Question

The line $y = mx + 1$is a tangent line to the curve${y^2} = 4x$, then value of ‘m’ will be?

Answer 1

Hint : To find value of ‘m’ we first form a quadratic equation by using value of ‘y’ from given line to other curve and then equating discriminant of quadratic so formed equal to zero to get required value of ‘m’.
Discriminant of a quadratic equation $D = {b^2} - 4ac$

Complete step-by-step answer :
Given, the line $y = mx + 1$ is tangent to the curve${y^2} = 4x$.

Substituting value of y from line in given equation of parabola. We have
${\left( {mx + 1} \right)^2} = 4x \\\ {m^2}{x^2} + 1 + 2mx = 4x \;$
Shifting all terms to the left side.
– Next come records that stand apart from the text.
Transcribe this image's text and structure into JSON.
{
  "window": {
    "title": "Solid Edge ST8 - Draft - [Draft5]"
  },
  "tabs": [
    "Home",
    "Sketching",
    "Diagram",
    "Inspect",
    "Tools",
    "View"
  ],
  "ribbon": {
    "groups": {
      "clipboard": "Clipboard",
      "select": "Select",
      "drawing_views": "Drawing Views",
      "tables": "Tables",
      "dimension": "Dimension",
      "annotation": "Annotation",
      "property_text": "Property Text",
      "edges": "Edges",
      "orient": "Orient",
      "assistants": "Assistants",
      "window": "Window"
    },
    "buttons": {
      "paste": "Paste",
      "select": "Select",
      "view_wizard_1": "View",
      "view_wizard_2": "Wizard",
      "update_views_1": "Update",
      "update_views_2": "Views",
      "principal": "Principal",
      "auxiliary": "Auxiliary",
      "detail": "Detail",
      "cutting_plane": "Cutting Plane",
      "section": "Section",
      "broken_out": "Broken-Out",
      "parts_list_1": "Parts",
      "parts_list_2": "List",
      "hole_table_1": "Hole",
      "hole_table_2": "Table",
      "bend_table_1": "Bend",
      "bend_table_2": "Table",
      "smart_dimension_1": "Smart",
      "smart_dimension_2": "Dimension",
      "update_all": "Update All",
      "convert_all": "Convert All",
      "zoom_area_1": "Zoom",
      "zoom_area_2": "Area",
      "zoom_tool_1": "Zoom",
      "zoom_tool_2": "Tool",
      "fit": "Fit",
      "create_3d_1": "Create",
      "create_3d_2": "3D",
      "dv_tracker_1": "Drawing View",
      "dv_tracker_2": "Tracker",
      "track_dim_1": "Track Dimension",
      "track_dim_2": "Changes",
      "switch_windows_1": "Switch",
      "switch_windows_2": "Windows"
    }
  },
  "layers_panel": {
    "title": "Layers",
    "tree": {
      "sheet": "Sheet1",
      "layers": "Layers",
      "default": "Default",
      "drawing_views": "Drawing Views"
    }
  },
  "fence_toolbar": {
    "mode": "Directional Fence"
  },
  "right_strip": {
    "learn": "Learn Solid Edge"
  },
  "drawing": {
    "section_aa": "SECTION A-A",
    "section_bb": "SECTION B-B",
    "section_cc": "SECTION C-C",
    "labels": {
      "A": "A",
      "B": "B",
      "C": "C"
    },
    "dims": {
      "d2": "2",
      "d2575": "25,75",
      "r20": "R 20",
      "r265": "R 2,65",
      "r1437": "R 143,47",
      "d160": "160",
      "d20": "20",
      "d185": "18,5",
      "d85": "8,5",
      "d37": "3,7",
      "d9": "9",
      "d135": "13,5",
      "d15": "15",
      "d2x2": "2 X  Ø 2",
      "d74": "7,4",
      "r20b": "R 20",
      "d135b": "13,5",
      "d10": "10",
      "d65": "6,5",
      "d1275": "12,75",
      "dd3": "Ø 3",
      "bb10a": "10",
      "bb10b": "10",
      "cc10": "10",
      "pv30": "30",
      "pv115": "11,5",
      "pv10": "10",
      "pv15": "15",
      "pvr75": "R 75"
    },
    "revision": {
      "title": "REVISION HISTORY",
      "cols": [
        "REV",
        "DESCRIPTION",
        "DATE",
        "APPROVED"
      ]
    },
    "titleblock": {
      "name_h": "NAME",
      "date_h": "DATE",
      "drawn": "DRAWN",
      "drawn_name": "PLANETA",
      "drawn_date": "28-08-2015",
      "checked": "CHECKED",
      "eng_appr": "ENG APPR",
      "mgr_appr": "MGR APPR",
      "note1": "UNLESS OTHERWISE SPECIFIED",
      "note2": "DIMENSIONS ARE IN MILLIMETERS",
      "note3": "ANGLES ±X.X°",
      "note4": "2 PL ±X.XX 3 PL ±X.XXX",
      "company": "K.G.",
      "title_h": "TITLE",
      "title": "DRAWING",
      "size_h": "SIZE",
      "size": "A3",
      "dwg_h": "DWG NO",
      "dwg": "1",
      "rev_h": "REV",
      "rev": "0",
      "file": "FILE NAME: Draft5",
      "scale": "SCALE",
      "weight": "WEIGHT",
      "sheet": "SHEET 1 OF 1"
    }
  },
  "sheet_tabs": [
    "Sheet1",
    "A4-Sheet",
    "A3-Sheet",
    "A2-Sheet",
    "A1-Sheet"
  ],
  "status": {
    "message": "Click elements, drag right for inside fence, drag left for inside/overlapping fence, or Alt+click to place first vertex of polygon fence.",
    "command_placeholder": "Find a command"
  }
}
We have,
${m^2}{x^2} + 2mx - 4x + 1 = 0 \\\ \Rightarrow {m^2}{x^2} + 2(m - 2)x + 1 = 0 \;$
Since, the line is tangent to the given curve.
$\therefore D = 0,\,\,$Where D is discriminant of above quadratic equation.
Also, we know that D =${b^2} - 4ac$. Therefore, from above we have,
${b^2} - 4ac = 0$
Substituting, a, b and c from above formed quadratic.

{\left\\{ {2\left( {m - 2} \right)} \right\\}^2} - 4\left( {{m^2}} \right)\left( 1 \right) = 0 \\\ \Rightarrow 4{\left( {m - 2} \right)^2} - 4{m^2} = 0 \\\ \Rightarrow 4\left( {{m^2} + 4 - 4m} \right) - 4{m^2} = 0 \\\ \Rightarrow 4{m^2} + 16 - 16m - 4{m^2} = 0 \\\ $$\Rightarrow 16 - 16m = 0 \\\ \Rightarrow 16m = 16 \\\ \Rightarrow m = \dfrac{{16}}{{16}} \\\ \Rightarrow m = 1$$

Hence, from above we see that require value of ‘m’ is $1.$

Note : A line is said to be a tangent line to a given curve if it touches only at one point. So, to discuss tangency of a line or condition of tangency. We form a quadratic equation using line and other given curve and then solve by equating discriminant equal to zero of quadratic so formed, as for tangent line there is only one point of contact.